Epstein-Barr is actually one of the most common viruses infecting humans; 95 percent of people are infected at some point before the age of 40, though only in some cases does it develop into mononucleosis, usually younger people who have no immune response yet. Symptoms include swollen lymph nodes and tonsils, fatigue, headache and sore throat, and general malaise, with some people developing hepatitis or enlargement of the spleen.
The primary way the virus is transmitted is through saliva, either by sharing food dishes, utensils, and cups or by more direct means. The only way to stop the spread of the virus is by avoiding transmission; there is no vaccine. There’s no real treatment either, except rest and plenty of fluids. Medical care is usually focused on the secondary infections such as strep and tonsillitis. These are treated as usual with antibiotics; penicillin cannot be given to people with mononucleosis, otherwise patients will develop a rash, so other types of antibiotics that aren’t related to penicillin are used instead. To treat the swelling and inflammation, corticosteroids such as prednisone are used. Over-the-counter pain relievers and gargling with salt water serve to treat the symptoms of the disease.

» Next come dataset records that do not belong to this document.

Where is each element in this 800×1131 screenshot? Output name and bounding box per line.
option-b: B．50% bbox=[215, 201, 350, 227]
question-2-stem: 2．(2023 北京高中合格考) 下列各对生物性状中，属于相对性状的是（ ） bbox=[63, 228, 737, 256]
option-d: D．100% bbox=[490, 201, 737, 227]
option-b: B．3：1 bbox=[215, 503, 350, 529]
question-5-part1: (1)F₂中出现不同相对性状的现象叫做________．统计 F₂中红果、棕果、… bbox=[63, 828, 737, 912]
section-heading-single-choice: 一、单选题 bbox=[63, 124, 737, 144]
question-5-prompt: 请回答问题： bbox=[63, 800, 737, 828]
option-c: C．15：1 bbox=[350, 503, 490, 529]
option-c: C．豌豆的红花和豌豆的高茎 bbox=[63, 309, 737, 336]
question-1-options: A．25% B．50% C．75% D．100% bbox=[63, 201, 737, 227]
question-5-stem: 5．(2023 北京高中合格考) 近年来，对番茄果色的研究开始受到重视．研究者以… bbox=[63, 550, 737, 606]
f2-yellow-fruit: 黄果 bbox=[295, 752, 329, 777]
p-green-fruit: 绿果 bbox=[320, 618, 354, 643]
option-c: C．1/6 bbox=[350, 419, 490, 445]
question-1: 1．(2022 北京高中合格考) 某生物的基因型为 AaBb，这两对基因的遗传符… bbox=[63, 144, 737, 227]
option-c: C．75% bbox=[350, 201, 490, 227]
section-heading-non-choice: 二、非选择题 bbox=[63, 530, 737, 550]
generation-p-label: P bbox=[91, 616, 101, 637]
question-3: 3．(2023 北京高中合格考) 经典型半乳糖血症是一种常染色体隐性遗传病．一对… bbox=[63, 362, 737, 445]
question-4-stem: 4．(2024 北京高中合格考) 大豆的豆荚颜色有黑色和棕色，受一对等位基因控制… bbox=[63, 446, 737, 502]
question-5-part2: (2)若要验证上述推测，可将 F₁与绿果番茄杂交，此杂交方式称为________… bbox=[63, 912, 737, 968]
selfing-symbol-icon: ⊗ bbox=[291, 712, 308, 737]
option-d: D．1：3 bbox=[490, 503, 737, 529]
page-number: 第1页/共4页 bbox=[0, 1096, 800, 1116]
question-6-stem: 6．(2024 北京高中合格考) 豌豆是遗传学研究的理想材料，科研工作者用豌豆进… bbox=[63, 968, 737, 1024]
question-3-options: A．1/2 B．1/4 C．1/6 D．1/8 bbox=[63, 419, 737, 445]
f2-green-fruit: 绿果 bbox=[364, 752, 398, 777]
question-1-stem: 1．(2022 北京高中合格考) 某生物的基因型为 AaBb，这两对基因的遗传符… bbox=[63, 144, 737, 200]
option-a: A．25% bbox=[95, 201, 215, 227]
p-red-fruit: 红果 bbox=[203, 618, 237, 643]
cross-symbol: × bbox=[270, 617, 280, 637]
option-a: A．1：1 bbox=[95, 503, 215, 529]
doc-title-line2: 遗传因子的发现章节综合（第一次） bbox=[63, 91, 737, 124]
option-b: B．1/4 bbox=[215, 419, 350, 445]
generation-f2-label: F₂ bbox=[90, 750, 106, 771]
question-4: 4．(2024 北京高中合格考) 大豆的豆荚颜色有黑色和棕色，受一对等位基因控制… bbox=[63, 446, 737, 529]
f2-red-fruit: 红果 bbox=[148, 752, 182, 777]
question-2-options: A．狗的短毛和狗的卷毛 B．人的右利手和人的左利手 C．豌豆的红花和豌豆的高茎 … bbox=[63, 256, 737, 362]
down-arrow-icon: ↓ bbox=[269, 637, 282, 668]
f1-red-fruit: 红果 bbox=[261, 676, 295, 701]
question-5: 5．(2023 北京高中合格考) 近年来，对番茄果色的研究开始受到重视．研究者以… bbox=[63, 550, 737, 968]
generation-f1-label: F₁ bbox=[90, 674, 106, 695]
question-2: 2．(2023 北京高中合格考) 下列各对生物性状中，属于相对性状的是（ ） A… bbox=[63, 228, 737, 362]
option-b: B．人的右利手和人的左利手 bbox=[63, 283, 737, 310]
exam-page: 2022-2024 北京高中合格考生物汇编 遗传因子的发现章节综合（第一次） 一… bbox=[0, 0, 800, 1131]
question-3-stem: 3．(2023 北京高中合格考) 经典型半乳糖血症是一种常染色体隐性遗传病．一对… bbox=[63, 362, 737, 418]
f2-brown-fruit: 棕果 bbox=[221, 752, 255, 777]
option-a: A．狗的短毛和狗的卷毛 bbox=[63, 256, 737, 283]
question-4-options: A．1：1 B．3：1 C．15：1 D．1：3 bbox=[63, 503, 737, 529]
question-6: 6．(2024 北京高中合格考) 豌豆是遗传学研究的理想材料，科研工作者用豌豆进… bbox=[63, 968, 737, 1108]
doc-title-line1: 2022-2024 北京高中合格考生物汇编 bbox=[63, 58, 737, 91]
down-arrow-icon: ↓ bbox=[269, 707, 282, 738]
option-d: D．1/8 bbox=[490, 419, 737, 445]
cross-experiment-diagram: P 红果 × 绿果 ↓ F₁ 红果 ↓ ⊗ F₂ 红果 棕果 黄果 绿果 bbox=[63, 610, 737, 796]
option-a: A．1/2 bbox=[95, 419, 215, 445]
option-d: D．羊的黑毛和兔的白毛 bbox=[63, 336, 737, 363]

Although people who get mononucleosis—as well as most people who don’t—develop an immune response to the Epstein-Barr virus, it can cause illness in later life as well. The virus is associated with some types of cancer, and recently scientists have found that reactivation of Epstein-Barr is linked to heart disease. This reactivation is often a sign of stress, and in fact this is believed to be a major part of the connection between stress and susceptibility to heart disease. When the virus reactivates as a result of the host experiencing stress, it causes inflammation, which in turn leads to cardiac malfunction.